MrUnbelievable92/MaxMath

maxmath.cbrt returns NaN for an input value of 0

chadefranklin opened this issue · 2 comments

As per the title of the issue, maxmath.cbrt() returns NaN for an input of 0. This is the case for the method both Bursted and non-Bursted.

I also wanted your opinion on an issue with the explicit fnmadd_ps instructions. Is it wise to use these instructions directly rather than let Burst handle using fused instructions automatically when using FloatMode.Fast (which it does do, though differently it seems)? For my use case, I need to use FloatMode.Strict and the explicit use of fused instructions sort of goes against that.

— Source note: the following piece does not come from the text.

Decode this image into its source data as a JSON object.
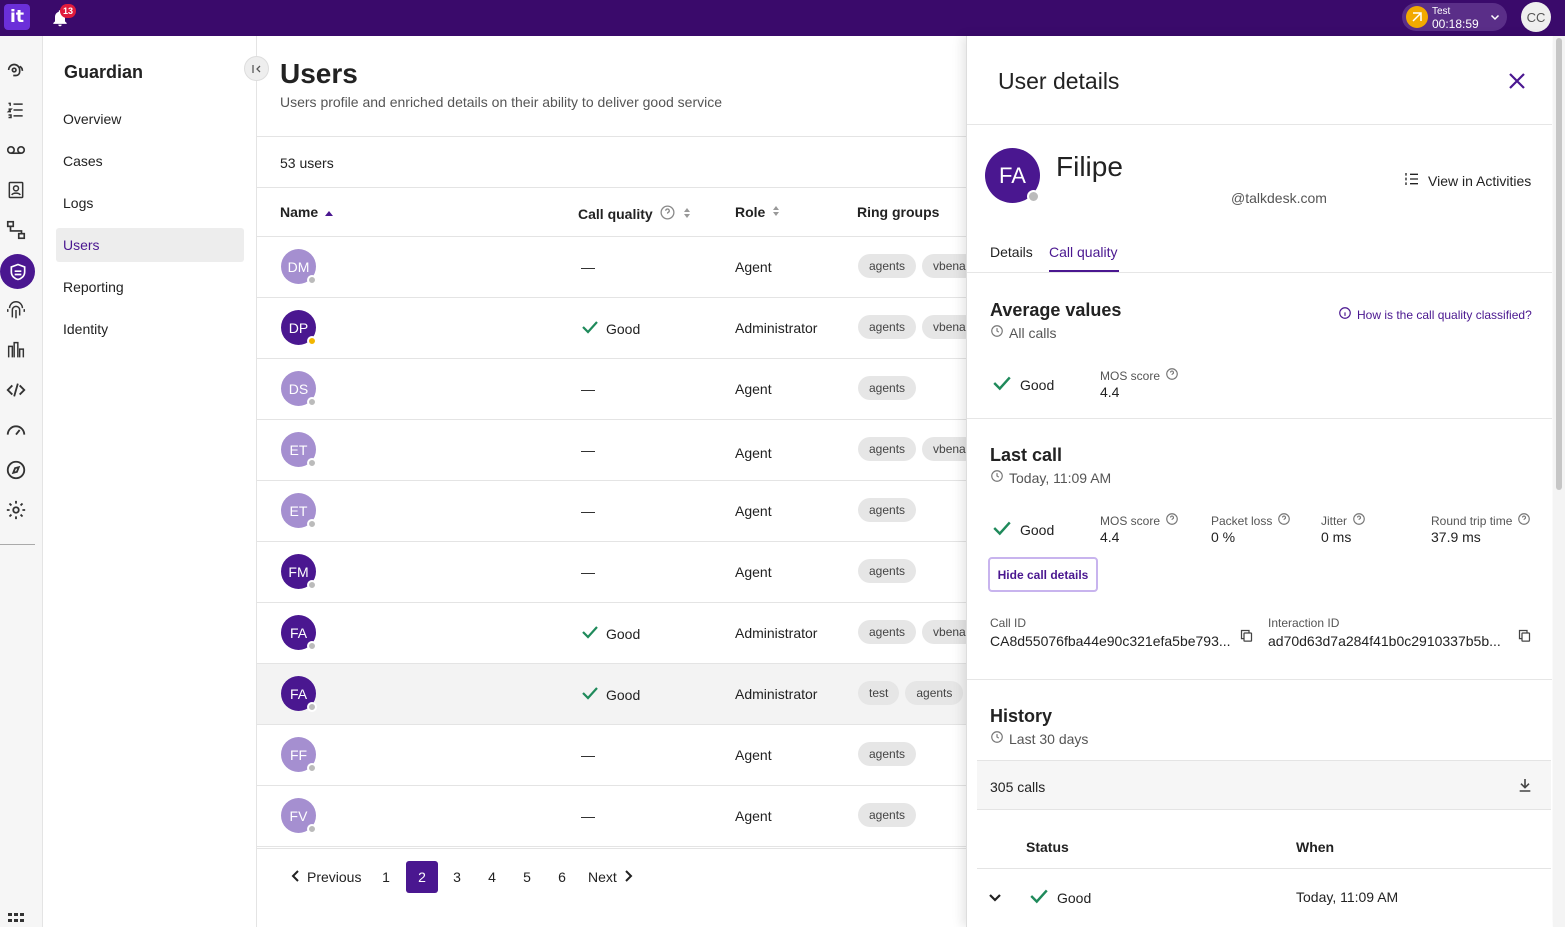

Maybe it would be worth having a separate fastcbrt() method.

Edit:
Looking further into the fused instruction issue, it seems using the fused instructions directly leads to less optimal code than without? Could you take a closer look at this?

'cbrt(0f)' returning NaN (and 'rcbrt(0f/d)' not returning NaN) is indeed an issue - fixed in the upcoming release.

We looked at the generated code. Just to recap:

  • Regarding explicit 'fmadd' and friends: It's always advantageous to use it when possible. Unfortunately Unity.Burst still does not support deterministic compilation so this library will neither.
  • Indeed LLVM sometimes chooses to generate more RISC like code (explicit load and broadcast instead of memory operands). This generates more instructions but the performance remains the same, except for maybe instruction decode bottlenecks. Additionally, the use of 'Xse.fdadd' i.e. "fake" fused-divide-add uses the rcpps instruction + some Newton-Raphson, replacing a divps instruction with 5 instructions. The latency is a little higher on the most recent CPUs but the throughput is much higher, which is relevant for tight loops, which is the only place where performance matters anyways.